Mary talks to the mom of the little boy. While Dean and Sam are off on their very busy night digging up corpses, she goes back to the house, where she encounters the boy again. They call her on the phone, and she tells them the ghost is still there, it didn’t work. She encounters a grown male ghost (Cameron Grierson), the father of one of the ghostly children. He lays a hand on her chest but the boys burst in. She has ectoplasm coming out of her eyes so they know she is possessed by the ghost. The ghost child tells them “basement”. Sam runs to the basement and breaks down a wall and finds the man’s corpse while Dean restrains their mom. They burn the corpse and he goes poof-and all the ghostly children show up, then swirl away.
It turns out that the father of the ghost girl buried himself in the basement and died slowly. As a ghost, he collected children to assuage his loneliness.
Rowena is having a cup of tea on the veranda when Cas and Crowley show up to rescue her. She tells them that even though she is out of the business she will help them if they need help with Lucifer in the future.
Dean tells his mother, sincerely, that she solved the case. She counters that she needed to be rescued, but he points out that they didn’t know what was going on at all.
But it’s not a happy ending. Mary says that she misses John. She misses her children and is still in mourning for them. Sam says they are right there. She says she misses baby Sam and little boy Dean. She says she loves them but she has to leave. Sam accepts her hug but Dean turns away from her, which breaks my heart. It also makes me sure, once again, that Sam is more emotionally healthy because he has always had Dean to take care of him while Dean has had no one.

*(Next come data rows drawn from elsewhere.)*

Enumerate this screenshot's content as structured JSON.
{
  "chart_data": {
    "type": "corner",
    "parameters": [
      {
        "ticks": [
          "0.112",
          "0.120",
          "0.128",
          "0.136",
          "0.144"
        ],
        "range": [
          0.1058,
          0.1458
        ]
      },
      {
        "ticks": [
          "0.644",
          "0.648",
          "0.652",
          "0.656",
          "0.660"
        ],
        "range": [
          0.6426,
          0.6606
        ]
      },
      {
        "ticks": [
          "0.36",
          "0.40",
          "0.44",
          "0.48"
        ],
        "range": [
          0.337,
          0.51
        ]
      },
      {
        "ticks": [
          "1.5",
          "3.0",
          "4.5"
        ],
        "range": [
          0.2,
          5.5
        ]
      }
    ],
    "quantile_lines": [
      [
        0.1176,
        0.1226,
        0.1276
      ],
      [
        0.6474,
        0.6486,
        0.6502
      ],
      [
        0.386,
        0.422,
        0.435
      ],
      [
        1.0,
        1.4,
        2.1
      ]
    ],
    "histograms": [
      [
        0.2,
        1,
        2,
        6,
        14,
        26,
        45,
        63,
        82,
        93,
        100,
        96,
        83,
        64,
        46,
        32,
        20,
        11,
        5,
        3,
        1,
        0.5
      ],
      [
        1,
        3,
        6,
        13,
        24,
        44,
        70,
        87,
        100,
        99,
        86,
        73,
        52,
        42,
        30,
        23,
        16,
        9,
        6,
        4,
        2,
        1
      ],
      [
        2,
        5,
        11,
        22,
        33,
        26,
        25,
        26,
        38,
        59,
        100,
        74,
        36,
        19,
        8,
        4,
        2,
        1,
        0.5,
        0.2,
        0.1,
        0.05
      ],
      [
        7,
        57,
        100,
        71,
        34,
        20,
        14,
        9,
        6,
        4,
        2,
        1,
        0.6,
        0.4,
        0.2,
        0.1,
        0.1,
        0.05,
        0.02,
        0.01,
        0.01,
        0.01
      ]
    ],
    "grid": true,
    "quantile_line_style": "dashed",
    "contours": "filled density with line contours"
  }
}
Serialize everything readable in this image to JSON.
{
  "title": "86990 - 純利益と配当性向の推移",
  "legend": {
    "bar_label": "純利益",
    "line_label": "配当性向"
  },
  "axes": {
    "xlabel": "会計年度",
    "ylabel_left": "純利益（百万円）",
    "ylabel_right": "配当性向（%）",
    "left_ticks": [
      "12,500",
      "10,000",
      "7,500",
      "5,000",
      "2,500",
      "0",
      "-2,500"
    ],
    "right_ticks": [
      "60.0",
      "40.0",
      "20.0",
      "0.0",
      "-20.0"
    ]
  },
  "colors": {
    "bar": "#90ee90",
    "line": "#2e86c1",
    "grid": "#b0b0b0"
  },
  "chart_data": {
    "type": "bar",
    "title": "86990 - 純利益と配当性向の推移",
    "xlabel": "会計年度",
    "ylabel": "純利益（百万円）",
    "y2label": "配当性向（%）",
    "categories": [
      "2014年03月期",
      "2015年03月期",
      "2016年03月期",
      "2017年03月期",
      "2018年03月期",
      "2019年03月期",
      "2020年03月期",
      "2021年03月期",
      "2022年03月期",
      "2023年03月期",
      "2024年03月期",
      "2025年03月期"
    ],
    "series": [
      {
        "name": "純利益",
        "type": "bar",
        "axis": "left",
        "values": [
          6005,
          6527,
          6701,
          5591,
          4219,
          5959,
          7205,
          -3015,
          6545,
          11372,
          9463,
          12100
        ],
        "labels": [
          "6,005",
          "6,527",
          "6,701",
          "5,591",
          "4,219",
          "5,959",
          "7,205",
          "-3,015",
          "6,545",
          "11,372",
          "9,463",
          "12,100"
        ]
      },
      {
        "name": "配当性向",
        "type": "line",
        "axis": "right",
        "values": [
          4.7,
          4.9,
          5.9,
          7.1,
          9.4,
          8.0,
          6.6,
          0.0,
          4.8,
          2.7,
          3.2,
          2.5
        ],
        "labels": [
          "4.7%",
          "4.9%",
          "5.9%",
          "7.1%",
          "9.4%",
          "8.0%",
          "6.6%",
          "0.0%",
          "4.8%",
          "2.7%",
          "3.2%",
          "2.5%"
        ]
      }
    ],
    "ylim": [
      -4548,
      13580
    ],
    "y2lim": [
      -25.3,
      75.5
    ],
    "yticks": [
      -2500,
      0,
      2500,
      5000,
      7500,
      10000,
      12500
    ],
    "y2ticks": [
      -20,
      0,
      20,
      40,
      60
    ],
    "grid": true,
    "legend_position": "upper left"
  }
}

This is a very good episode, full of the family interactions that set Supernatural apart from other shows. It also showed female characters being proactive and brave. Rowena got a win for once, and against Lucifer, who has come close to killing her in the past. She may actually be maturing after all her years of life. Mary was smart, independent, and sensitive.
There’s a parallel between Mary’s situation and the events that transpired. Mary could understand what was going on with the ghost because she is mourning her children. She empathized with the mother of the lost boy. If you stretch it a bit, you could see that she is the same as the man who chose to barricade himself in the basement with his grief. But she is making another choice, the choice to go on with her life and let go of the ghosts of her past. I do think she’s selfish. She hurt Dean, how could I not think that? But she knows that they have survived without her all of these years and will again. And it won’t be that bad. She’s still in the same world and won’t ever quit loving them. Kudos to the writers for creating a parallel that is both apt and meaningful.
I think Dean takes after his mom a lot. I always wondered if that would be the case, since John and Sam clashed and that’s usually what happens with the kid that’s most like you. It seemed likely that Dean and his mom would have a lot in common because he got along well with his dad.
With everything new that was introduced in last season’s ending at least temporarily resolved, what is next? A return to stand-alone hunts, I imagine. Next week they are visiting a very religious family and the previews show them dressed as priests.
Supernatural airs at 9pm/8c on Thursday nights on the CW.